When discussing the greatest running backs in NFL history, nobody ever mentions Frank Gore. Why is that the case? Gore ranks third on the all-time rushing list in NFL history. Gore doesn’t get the respect he deserves and is a no brainer for a Hall of Fame induction.
Gore, 37, is doing something nobody else has in recent memory. He’s the starting running back for a team at an “advanced” age. Sure, it’s the Jets, but it doesn’t matter. Nobody has broken father time quite like Gore, who refuses to age.
Two things get you into the Hall of Fame:
Father time is losing, and Gore has mastered the longevity part better than pretty much everyone. Gore is in the midst of his 16th NFL season. Want to hear something crazier? Frank Gore Jr. plays at Southern Miss. Gore is playing in the NFL while his son is playing DI football. That’s crazy town.
Only one player in the history of the NFL has carried the ball 100 times at the age of 37 or older.

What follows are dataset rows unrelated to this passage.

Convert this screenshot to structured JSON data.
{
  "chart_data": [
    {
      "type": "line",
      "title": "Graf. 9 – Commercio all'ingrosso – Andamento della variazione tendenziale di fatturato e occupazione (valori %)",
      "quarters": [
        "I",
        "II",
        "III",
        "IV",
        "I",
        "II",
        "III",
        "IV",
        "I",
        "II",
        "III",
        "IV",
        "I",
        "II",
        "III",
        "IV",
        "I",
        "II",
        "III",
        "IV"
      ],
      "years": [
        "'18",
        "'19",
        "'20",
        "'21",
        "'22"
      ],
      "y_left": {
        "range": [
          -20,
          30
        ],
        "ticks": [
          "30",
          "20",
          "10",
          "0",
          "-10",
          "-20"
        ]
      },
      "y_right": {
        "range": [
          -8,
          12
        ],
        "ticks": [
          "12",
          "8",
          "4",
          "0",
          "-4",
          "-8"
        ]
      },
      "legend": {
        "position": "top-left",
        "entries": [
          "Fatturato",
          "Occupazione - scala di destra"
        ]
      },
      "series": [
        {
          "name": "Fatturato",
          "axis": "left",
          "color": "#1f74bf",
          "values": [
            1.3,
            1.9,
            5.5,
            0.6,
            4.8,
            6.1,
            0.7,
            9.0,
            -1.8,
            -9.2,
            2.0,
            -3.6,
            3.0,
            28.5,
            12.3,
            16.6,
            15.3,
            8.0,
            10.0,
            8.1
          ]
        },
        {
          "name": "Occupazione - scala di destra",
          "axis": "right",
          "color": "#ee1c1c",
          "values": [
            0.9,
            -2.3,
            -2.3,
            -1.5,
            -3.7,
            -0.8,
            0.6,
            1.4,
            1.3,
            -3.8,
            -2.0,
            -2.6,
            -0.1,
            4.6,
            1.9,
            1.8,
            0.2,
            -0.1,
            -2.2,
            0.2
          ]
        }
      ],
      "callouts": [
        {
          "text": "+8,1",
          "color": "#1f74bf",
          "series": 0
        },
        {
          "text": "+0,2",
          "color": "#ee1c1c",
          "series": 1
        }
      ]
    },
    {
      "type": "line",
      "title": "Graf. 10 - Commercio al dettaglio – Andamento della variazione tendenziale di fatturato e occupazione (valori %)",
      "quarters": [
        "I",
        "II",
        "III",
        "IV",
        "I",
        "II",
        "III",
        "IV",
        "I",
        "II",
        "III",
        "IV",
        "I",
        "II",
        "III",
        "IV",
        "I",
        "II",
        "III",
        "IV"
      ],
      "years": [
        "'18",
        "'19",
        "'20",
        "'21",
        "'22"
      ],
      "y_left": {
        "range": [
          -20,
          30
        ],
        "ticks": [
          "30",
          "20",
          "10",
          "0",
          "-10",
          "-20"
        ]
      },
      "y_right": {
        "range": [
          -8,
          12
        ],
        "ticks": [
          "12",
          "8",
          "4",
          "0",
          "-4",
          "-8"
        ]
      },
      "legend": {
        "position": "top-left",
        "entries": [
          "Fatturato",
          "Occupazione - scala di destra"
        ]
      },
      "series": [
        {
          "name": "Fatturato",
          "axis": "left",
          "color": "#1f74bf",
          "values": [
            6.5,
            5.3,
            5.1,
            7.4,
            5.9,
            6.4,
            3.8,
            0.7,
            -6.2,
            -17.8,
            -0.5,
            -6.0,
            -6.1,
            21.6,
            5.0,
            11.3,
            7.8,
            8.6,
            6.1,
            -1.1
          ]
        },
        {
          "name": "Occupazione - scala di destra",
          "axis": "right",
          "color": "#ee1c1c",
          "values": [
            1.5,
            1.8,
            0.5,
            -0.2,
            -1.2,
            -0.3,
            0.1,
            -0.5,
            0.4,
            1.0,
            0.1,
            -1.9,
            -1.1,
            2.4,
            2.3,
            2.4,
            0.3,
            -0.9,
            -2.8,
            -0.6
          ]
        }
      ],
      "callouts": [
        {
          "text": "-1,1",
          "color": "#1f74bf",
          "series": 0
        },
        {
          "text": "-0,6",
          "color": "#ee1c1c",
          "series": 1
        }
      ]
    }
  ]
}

That man is Marcus Allen, who carried the ball 124 times for 505 yards in 1997. Gore will crush those numbers as he’s already carried the ball 55 times for 174 yards on the season in four games. Numbers that should go up if and when the Jets move on from Le’Veon Bell.
As I said earlier, Gore ranks third on the all-time rushing list with an outside chance to catch Walter Payton for second place. Gore belongs in the Hall whether he does or not. Gore and Adrian Peterson (both of whom are still active) are the only two players in the top-18 for career rushing yards who aren’t enshrined yet.
It’s been a while, but we also forget how good Gore was with San Francisco. Rarely playing in a high-powered 49ers offense, I should add as well. Gore rushed for over 1,000 yards on eight different occasions with San Francisco. He also almost had a 1,700-yard season back in 2006.
Let’s all take a second to appreciate the greatness of Frank Gore. We might never have a running back in the history of the NFL do the things Gore is doing right now. Hall of Fame? That’s not even a question. Gore deserves to be remembered as one of the greats in Canton.